China seized East Turkistan in the middle of the 20th century, in the same time period as when China overran Tibet. When
China gained control of East Turkistan, it sought to destabilize
and destroy the indigenous Uighur culture. East Turkistan was
renamed the Xinjiang Autonomous Region in Central Asia. The
government in Beijing encouraged and incentivized the Han Chinese
to settle in Xinjiang, to start their own businesses and to
promote and expand the Han Chinese culture into the Uighur
community. Classes were taught in Mandarin. Chinese men were
encouraged to marry Uighur women. It was a deliberate effort to
forcibly assimilate the minority Uighurs into the majority Han
Chinese culture and eradicate the Uighur culture.

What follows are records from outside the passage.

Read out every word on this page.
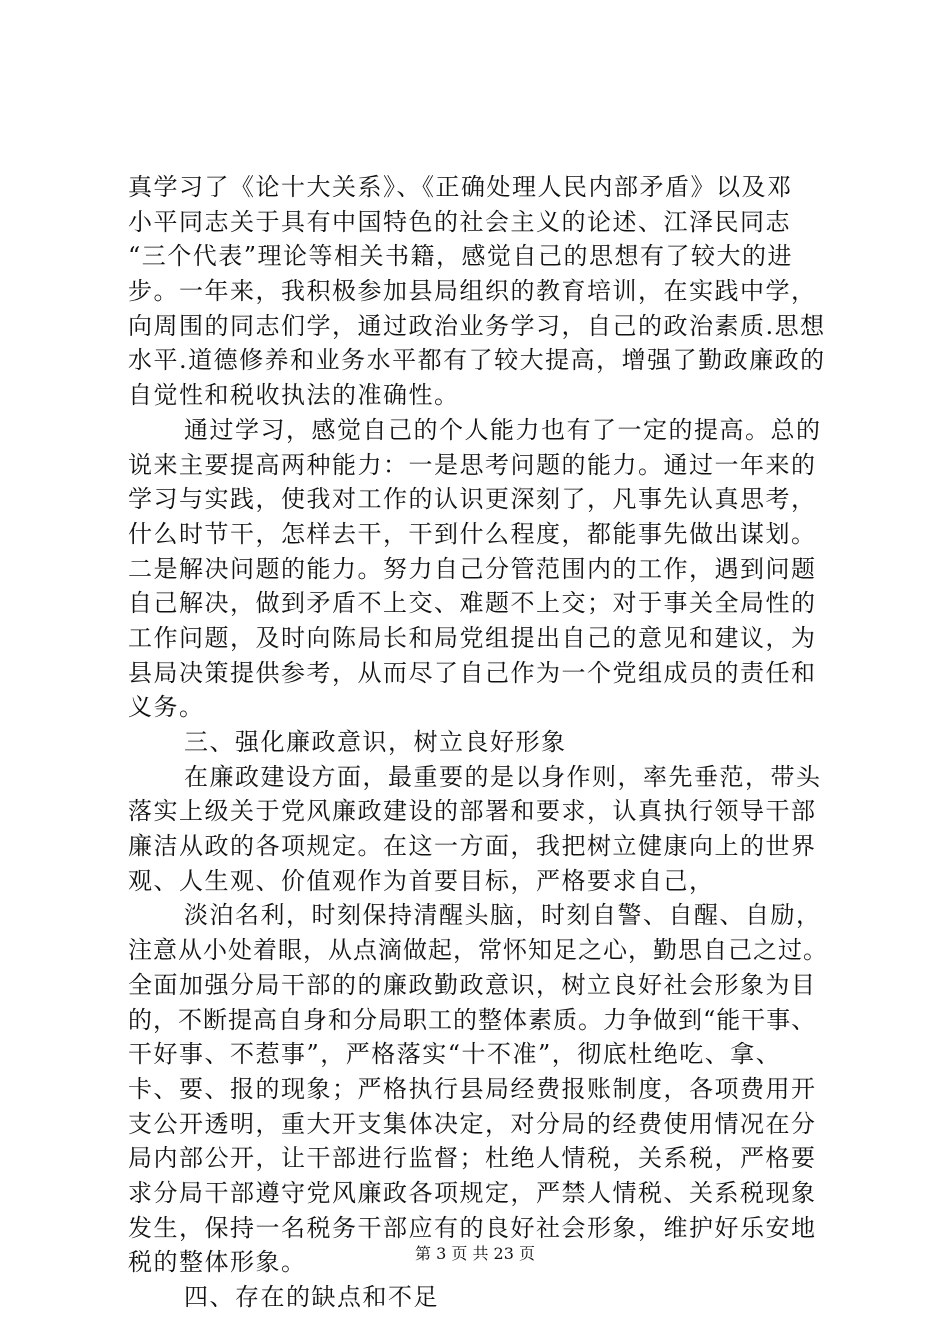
真学习了《论十大关系》、《正确处理人民内部矛盾》以及邓
小平同志关于具有中国特色的社会主义的论述、江泽民同志
“三个代表”理论等相关书籍，感觉自己的思想有了较大的进
步。一年来，我积极参加县局组织的教育培训，在实践中学，
向周围的同志们学，通过政治业务学习，自己的政治素质.思想
水平.道德修养和业务水平都有了较大提高，增强了勤政廉政的
自觉性和税收执法的准确性。
通过学习，感觉自己的个人能力也有了一定的提高。总的
说来主要提高两种能力：一是思考问题的能力。通过一年来的
学习与实践，使我对工作的认识更深刻了，凡事先认真思考，
什么时节干，怎样去干，干到什么程度，都能事先做出谋划。
二是解决问题的能力。努力自己分管范围内的工作，遇到问题
自己解决，做到矛盾不上交、难题不上交；对于事关全局性的
工作问题，及时向陈局长和局党组提出自己的意见和建议，为
县局决策提供参考，从而尽了自己作为一个党组成员的责任和
义务。
三、强化廉政意识，树立良好形象
在廉政建设方面，最重要的是以身作则，率先垂范，带头
落实上级关于党风廉政建设的部署和要求，认真执行领导干部
廉洁从政的各项规定。在这一方面，我把树立健康向上的世界
观、人生观、价值观作为首要目标，严格要求自己，
淡泊名利，时刻保持清醒头脑，时刻自警、自醒、自励，
注意从小处着眼，从点滴做起，常怀知足之心，勤思自己之过。
全面加强分局干部的的廉政勤政意识，树立良好社会形象为目
的，不断提高自身和分局职工的整体素质。力争做到“能干事、
干好事、不惹事”，严格落实“十不准”，彻底杜绝吃、拿、
卡、要、报的现象；严格执行县局经费报账制度，各项费用开
支公开透明，重大开支集体决定，对分局的经费使用情况在分
局内部公开，让干部进行监督；杜绝人情税，关系税，严格要
求分局干部遵守党风廉政各项规定，严禁人情税、关系税现象
发生，保持一名税务干部应有的良好社会形象，维护好乐安地
税的整体形象。
四、存在的缺点和不足
第 3 页 共 23 页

China’s oppression of the Uighur people has been in the headlines
for the past few years. Since 2018, more than one million Uighurs
have been held in Chinese “reeducation” or detention camps. The
Uighurs are not allowed to speak their language or to practice
their religion. Sophisticated surveillance and facial recognition
software keep track of Uighurs living in the cities and
countryside, outside the reeducation/detention camps. China
requires the Uighurs to install an app on their phones to permit
the Chinese government to monitor their communications and to
track their locations. Few Uighurs dare to worship at a mosque
because the Chinese government has placed surveillance cameras at
observation posts.
When Witness to Guantánamo filmed interviews with the Uighurs in
Albania, we heard remarkable stories. The Uighurs had gone to
Afghanistan for political or economic reasons. Some men were there
to arm themselves before returning to China with the goal of
retaking their homeland. Others were simply looking for a better
life. One young Uighur told us that he arrived in Afghanistan at
the age of 16. He wanted to reach Turkey, and from there he hoped
to emigrate to the United States. But that never happened. He was
captured and ended up in Guantánamo.
The Uighurs saw the United States as their great
friend.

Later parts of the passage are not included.